Bundan sonra Haricîlerin durumu çok ilginç bir hal aldı. Şöyleki: Bunlar, önce Hz. Ali´yi hâkem tayinine ve belirli bir hakemi kabul etmeye zorladıkları halde, daha sonra, hakeme baş vurmayı bü­yük bir suç saydılar ve Hz. Ali´nin, işlemiş olduğu bu günahdan do­layı da tevbe etmesini istediler. Çünkü onlara göre Hz. Ali hakeme başvurmakla küfre girmişti. Nitekim kendileri de bu sebeple kâfir olduklarını ve tevbe ederek yeniden İslama girdiklerini sanıyorlardı.

Bazı çöl bedevileri de bunların arkasına takıldı. «Hüküm ancak Allah´ındır» sözü ise sloganları haline geldi. Hz. Ali ile münakaşa ve karşı gelme safhasını da aşıp onunla savaşmaya başladılar.

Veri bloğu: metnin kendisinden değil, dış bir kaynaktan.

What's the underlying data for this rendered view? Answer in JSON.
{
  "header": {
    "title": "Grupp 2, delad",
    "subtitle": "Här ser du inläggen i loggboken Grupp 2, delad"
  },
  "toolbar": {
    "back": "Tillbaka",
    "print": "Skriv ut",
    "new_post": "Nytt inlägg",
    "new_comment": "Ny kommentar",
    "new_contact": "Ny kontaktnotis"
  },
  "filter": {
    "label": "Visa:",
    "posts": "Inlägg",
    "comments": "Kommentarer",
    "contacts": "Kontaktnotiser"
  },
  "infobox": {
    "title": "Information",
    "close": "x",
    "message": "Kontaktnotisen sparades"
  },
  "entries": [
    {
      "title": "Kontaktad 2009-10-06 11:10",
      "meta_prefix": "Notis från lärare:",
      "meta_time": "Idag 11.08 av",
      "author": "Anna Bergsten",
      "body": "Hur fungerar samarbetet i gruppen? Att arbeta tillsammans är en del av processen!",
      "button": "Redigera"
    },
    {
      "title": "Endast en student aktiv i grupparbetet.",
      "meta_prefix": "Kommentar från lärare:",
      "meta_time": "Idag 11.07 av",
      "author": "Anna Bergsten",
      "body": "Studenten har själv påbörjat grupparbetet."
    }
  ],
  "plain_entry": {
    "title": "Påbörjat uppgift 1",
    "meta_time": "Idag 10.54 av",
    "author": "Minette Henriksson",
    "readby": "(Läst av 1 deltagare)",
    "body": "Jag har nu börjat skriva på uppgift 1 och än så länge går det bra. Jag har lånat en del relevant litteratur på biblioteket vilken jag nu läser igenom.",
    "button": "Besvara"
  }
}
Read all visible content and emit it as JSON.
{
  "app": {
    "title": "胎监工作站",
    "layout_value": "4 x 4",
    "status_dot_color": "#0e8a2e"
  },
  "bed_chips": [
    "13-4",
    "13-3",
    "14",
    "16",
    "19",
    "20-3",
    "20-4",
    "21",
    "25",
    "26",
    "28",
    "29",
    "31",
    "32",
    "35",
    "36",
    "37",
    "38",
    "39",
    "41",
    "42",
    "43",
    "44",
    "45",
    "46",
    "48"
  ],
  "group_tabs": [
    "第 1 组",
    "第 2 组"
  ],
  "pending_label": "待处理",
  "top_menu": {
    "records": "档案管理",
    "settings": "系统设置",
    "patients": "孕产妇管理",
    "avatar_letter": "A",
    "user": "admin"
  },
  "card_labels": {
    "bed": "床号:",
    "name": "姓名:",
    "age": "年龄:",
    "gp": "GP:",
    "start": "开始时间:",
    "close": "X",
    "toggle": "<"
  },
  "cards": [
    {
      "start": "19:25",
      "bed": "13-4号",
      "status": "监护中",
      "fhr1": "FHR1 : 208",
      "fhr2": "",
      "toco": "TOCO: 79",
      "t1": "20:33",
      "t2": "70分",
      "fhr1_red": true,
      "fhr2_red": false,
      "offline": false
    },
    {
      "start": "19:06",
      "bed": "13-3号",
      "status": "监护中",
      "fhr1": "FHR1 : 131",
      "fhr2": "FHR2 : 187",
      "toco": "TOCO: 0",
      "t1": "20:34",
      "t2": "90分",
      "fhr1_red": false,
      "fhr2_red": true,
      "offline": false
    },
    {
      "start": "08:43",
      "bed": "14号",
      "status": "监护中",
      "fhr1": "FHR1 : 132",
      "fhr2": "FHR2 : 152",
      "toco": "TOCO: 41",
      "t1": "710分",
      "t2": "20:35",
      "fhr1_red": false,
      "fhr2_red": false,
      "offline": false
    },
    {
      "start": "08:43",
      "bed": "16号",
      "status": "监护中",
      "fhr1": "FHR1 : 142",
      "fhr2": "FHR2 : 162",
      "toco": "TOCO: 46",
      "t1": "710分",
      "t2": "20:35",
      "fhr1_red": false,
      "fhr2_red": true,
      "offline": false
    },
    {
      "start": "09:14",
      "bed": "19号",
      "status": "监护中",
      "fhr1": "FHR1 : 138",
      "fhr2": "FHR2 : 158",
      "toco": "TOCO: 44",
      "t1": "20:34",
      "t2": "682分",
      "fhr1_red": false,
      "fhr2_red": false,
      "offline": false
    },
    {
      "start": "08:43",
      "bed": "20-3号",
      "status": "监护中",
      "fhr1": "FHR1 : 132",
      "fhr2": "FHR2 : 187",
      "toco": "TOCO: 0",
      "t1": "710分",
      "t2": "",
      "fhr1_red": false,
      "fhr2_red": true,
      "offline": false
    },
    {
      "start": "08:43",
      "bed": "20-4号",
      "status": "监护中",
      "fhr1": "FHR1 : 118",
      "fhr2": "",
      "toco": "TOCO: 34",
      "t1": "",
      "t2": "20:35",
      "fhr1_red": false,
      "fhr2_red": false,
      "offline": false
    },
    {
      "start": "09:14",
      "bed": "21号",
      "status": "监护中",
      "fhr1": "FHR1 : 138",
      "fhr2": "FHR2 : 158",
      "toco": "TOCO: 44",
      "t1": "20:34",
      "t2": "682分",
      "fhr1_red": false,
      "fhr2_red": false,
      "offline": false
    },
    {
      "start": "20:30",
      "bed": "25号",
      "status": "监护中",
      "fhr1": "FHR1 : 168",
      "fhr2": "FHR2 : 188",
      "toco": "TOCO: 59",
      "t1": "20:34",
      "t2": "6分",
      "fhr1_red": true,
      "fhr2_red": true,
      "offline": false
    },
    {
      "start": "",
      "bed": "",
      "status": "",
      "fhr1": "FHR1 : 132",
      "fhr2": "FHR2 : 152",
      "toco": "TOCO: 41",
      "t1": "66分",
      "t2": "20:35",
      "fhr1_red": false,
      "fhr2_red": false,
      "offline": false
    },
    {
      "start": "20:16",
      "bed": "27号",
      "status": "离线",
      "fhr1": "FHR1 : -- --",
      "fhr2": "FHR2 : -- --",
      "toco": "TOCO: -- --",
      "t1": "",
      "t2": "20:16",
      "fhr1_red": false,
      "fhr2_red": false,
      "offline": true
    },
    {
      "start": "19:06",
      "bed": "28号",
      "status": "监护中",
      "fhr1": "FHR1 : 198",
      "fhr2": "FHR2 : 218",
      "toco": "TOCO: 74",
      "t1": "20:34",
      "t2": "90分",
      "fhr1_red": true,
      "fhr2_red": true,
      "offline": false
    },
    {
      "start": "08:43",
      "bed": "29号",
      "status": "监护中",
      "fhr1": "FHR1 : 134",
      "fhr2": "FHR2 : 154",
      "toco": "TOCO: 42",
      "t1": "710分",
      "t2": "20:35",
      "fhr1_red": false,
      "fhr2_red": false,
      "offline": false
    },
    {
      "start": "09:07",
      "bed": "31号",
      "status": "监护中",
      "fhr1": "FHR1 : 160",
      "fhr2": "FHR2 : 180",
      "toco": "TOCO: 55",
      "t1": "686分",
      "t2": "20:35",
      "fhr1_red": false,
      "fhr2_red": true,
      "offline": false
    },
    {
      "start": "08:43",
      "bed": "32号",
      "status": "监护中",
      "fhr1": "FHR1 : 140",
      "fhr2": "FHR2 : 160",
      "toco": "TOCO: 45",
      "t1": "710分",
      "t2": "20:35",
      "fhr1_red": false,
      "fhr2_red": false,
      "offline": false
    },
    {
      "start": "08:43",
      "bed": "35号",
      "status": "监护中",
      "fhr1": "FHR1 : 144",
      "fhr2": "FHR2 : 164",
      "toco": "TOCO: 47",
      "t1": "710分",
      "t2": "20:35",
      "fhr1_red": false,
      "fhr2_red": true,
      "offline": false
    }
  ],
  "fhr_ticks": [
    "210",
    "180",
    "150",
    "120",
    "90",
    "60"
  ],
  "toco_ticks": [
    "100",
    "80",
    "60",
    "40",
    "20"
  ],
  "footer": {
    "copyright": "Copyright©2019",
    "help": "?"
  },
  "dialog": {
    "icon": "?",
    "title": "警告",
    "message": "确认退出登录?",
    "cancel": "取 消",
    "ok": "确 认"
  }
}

Bu fırka, İslâm fırkaları arasında mezhebini en çok savunan, düşüncelerini kabul ettirmek için en çok gayret gösteren, genellikle en çok dindar görünen, en atılgan ve en sorumsuz davranan bir fır­ka idi. Bunlar düşüncelerini savunurken ve sorumsuzca davranış­lara girişirken birtakım sözlerin zahirine sarılarak onları kutsal bir dîn hüviyetine soktular, mümin bir insanın, bu sözlerden ayrılmaya­cağını zannettiler. «Hüküm, ancak Allah´ındır» sözü, bunların aklı­nı çeldi. Bu sözü kendilerine din edindiler. Daha önce de işaret etti­ğimiz gibi Hz. Ali´yi her konuşurken gördüklerinde O´na bu sözü söylerlerdi.

Ezarika
hariciliğin bir kolu olarak ortaya çıkmıştır. 13 yıl fiili olarak devam etmiş, sonra farklılaşarak devam etmiştir.Özetle Sıffin de Hakem olayı üzerine dedikleri ve çıkış noktaları:"hüküm ancak Allah ve Resulunündür! Hakem kabul edilemez. Kabul eden kafirdir." Kur'an'ı istedikleri gibi yorumlamışlardır.Bunlara göre kendilerini benimsemeyen bütün ümmet topyekün kafirdir.

Meymuniye
Haricilerden, İslâm dışı sayılan bir gruptur. Meymûn el-Acredî'nin taraftarları tarafından kurulmuştur. İslâm dininde bulunan birçok yasağı bunlar mübah görürler. Örnek olarak, kişilerin kendi çocuklarının kızlarıyla veya kardeşlerinin çocuklarının kızlarıyla evlenebilmesini mübah görmüşlerdir. Bu Farsî gelenekten gelen bir düşüncedir, zaten antik İran medeniyetinde sıkça rastlanan bir durumdur. Meymuniye, birçok antik gelenekten ve hurafeden etkilenmiştir. Bunun dışında, Kuran-ı Kerim'den Yusuf suresini inkâr ederler. Onlara göre bu bir aşk hikâyesidir ve Kuran-ı Kerim'de bulunmaması gerekir. Bu tür düşünceler İslâm akidesiyle çeliştiğinden dolayı İslâm dışı ilan edilmişlerdir.

İbadiyye
(Abadiyye) İslam dininin Hariciyye mezhebinin alt kollarından biridir. Hariciyye mezhebinin diğer kolları kitlesel varlıklarını günümüze kadar sürdürememiş, yok olmuşken, İbadiyye sürdürebilmiştir. Bu sebeple bugün kitlesel anlamda varlığını koruyan tek Haricî koludur. Hariciyye mezhebi genel anlamda aşırı bir mezhep olarak nitelense ve günah işleyen Müminin katlinin helal olacağı gibi fikirleri barındırsa da, İbadiyye Hariciyye mezhebi içindeki en ılıman ve Ehl-i Sünnet'e en yakın kollardan biridir. Bugün özellikle Umman'da varlığını sürdürür.
İbadiyye adını 7. yüzyıl sonunda yaşamış Abdullah bin İbad'tan alır. Haricilerin bu kolu 7. Yüzyılda Kuzey Afrika'da yayıldı. Tiaret'te bir sülale kurdular. 10. yüzyılda Mzab'a yerleştiler.